Nun will und kann ich nicht leugnen, dass dieses
Primat der Ordnung für mich persönlich erst einmal eine erhebliche
Herausforderung darstellt. Einfacher ausgedrückt: Ordnung
liegt mir nicht. Noch nie. Meine Mutter und meine Lehrer können ein Lied davon singen. Meiner Frau gegenüber ist das kein so großes Problem, denn die hat, sofern das überhaupt möglich ist, noch
weniger Sinn für Ordnung als ich. Aber Spaß beiseite: Ich bin geneigt, das, was Rod Dreher unter Verweis auf die Benediktsregel über die zentrale Bedeutung von Ordnung für das geistliche Leben sagt, umso ernster zu nehmen,
weil mir Ordnung
nicht liegt. Ermutigend fand ich in diesem Zusammenhang
eine Biographie über den Seligen Karl Leisner, die ich kürzlich gelesen habe und die umfangreiche Auszüge aus Leisners Tagebüchern und Briefen enthält. Besonders an den Tagebucheintragungen Leisners aus seiner Gymnasiastenzeit fällt auf, wie oft und eindringlich er sich selbst zur Ordnung ermahnt. Wäre ihm das Einhalten dieser Ordnung
leicht gefallen, wären diese permanenten Selbstermahnungen wohl nicht
nötig gewesen. - Aber zurück zur
Benedict Option:
"Das Leben eines jeden Mönchs und all seine Arbeiten müssen auf den Dienst Gottes ausgerichtet sein.

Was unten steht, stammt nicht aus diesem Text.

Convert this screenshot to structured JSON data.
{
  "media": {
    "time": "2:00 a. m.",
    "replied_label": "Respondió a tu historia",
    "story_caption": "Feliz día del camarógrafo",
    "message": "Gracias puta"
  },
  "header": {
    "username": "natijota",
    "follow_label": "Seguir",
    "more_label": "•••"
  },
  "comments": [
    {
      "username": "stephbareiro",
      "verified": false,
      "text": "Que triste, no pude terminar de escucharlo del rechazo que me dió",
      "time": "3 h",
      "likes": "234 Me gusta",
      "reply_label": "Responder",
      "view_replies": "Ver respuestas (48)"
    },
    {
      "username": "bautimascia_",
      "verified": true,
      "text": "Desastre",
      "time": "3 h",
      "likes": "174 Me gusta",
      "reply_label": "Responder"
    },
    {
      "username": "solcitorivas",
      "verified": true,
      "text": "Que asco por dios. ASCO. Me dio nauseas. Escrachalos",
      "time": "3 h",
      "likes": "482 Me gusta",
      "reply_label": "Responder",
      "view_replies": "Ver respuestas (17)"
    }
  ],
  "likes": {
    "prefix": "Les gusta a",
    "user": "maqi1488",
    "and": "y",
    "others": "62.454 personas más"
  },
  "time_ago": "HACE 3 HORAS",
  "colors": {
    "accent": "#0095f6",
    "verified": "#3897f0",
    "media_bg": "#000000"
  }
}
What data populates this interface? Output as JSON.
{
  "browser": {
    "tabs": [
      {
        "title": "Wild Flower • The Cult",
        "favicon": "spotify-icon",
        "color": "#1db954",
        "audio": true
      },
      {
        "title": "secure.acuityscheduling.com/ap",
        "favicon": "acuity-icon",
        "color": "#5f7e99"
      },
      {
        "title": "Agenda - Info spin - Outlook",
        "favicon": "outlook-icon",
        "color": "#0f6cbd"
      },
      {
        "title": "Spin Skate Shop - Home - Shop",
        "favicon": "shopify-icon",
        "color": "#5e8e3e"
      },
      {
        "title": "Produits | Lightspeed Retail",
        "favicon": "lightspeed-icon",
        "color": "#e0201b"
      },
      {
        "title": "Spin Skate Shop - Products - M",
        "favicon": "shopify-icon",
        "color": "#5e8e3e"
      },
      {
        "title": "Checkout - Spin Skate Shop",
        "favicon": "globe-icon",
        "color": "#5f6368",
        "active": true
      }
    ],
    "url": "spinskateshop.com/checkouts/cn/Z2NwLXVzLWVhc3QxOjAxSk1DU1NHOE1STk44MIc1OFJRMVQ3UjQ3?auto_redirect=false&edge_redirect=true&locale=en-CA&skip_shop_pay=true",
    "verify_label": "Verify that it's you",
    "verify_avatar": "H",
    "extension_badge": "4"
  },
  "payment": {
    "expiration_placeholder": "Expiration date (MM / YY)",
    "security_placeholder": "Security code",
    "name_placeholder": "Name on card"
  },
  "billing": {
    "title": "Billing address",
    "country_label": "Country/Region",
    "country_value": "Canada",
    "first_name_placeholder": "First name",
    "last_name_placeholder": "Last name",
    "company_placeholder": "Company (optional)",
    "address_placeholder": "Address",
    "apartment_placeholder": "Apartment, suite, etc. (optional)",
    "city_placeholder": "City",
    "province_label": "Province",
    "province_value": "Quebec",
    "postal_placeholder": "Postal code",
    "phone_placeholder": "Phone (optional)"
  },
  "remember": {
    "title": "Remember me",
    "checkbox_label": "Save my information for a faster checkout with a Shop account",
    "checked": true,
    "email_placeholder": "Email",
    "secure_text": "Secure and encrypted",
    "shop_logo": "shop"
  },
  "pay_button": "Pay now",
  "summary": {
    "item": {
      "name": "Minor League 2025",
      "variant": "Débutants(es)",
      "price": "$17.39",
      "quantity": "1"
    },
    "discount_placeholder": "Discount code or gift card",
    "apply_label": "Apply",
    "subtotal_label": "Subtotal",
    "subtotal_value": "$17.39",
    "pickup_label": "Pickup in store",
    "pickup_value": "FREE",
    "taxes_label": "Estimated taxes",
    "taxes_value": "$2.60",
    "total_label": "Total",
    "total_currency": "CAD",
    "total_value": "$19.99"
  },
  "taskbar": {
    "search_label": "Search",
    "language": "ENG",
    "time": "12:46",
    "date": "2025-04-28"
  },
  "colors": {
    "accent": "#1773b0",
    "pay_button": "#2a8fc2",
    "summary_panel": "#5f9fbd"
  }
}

Die Ordensregel lehrt, dass Gott am Anfang und am Ende aller unserer Tätigkeiten stehen muss. Unsere geistlichen Leidenschaften durch den Rhythmus des täglichen Lebens und seine Disziplinen zu fesseln, und dies gemeinsam mit Anderen in unserer Familie und unserer Gemeinschaft zu tun, heißt, ein starkes Fundament des Glaubens aufzubauen, auf dessen Grundlage man ganz Mensch und ganz Christ werden kann."
Theoretisch überzeugt mich das schon mal. Was die praktische Umsetzung angeht... schauen wir mal.

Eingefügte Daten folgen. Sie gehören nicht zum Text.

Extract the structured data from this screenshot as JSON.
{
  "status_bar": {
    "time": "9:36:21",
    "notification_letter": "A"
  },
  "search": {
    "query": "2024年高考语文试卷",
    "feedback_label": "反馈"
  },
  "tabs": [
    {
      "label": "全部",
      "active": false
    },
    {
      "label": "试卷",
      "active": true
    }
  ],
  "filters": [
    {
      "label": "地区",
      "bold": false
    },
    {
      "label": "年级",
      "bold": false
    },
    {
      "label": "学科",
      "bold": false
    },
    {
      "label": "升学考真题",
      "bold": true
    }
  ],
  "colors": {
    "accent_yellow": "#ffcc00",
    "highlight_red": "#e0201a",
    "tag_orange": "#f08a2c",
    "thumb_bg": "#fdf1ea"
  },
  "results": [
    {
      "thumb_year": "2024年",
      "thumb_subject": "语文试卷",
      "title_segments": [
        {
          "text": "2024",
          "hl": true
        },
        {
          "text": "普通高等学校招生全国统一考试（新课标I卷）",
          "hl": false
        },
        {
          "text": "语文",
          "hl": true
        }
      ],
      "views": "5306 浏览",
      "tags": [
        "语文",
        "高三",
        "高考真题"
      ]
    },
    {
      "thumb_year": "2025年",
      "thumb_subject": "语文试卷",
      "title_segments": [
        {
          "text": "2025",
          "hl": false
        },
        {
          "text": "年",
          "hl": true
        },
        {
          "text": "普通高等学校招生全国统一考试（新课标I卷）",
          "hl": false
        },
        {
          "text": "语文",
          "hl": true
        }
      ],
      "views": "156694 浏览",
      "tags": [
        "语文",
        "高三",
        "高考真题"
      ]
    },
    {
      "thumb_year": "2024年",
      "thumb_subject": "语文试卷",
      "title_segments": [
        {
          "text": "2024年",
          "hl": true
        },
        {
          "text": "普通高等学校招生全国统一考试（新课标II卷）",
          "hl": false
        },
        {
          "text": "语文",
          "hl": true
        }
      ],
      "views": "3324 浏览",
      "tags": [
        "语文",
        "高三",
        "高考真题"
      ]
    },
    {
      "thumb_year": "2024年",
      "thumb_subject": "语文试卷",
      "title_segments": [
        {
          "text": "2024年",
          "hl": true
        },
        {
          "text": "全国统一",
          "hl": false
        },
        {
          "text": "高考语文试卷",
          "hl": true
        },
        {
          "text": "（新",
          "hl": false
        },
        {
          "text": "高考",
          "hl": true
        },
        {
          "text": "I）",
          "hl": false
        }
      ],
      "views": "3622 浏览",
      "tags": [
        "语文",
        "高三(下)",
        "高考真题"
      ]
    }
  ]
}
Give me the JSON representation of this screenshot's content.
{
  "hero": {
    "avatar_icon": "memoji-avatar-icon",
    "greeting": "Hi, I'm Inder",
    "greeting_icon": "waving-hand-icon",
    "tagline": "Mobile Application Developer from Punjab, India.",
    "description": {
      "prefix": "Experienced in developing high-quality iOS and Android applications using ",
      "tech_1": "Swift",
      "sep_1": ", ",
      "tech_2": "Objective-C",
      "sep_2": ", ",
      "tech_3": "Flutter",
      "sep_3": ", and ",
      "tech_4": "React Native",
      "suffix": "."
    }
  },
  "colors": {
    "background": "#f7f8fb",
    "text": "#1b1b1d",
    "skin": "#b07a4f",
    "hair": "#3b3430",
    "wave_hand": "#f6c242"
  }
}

"Es ist schwer, sich Regeln zu unterwerfen, die man nicht versteht; aber es ist ein gutes Gegenmittel gegen die fleischliche Begierde nach persönlicher Unabhängigkeit. Es mag an und für sich nicht spirituell verdienstvoll sein, sich dafür zu entscheiden, bei einer Mahlzeit nur zwei statt drei Gänge zu essen; aber die Demut, die man dadurch erreicht, dass man sich freiwillig den Entscheidungen eines Anderen unterwirft, hat transformierende Kraft.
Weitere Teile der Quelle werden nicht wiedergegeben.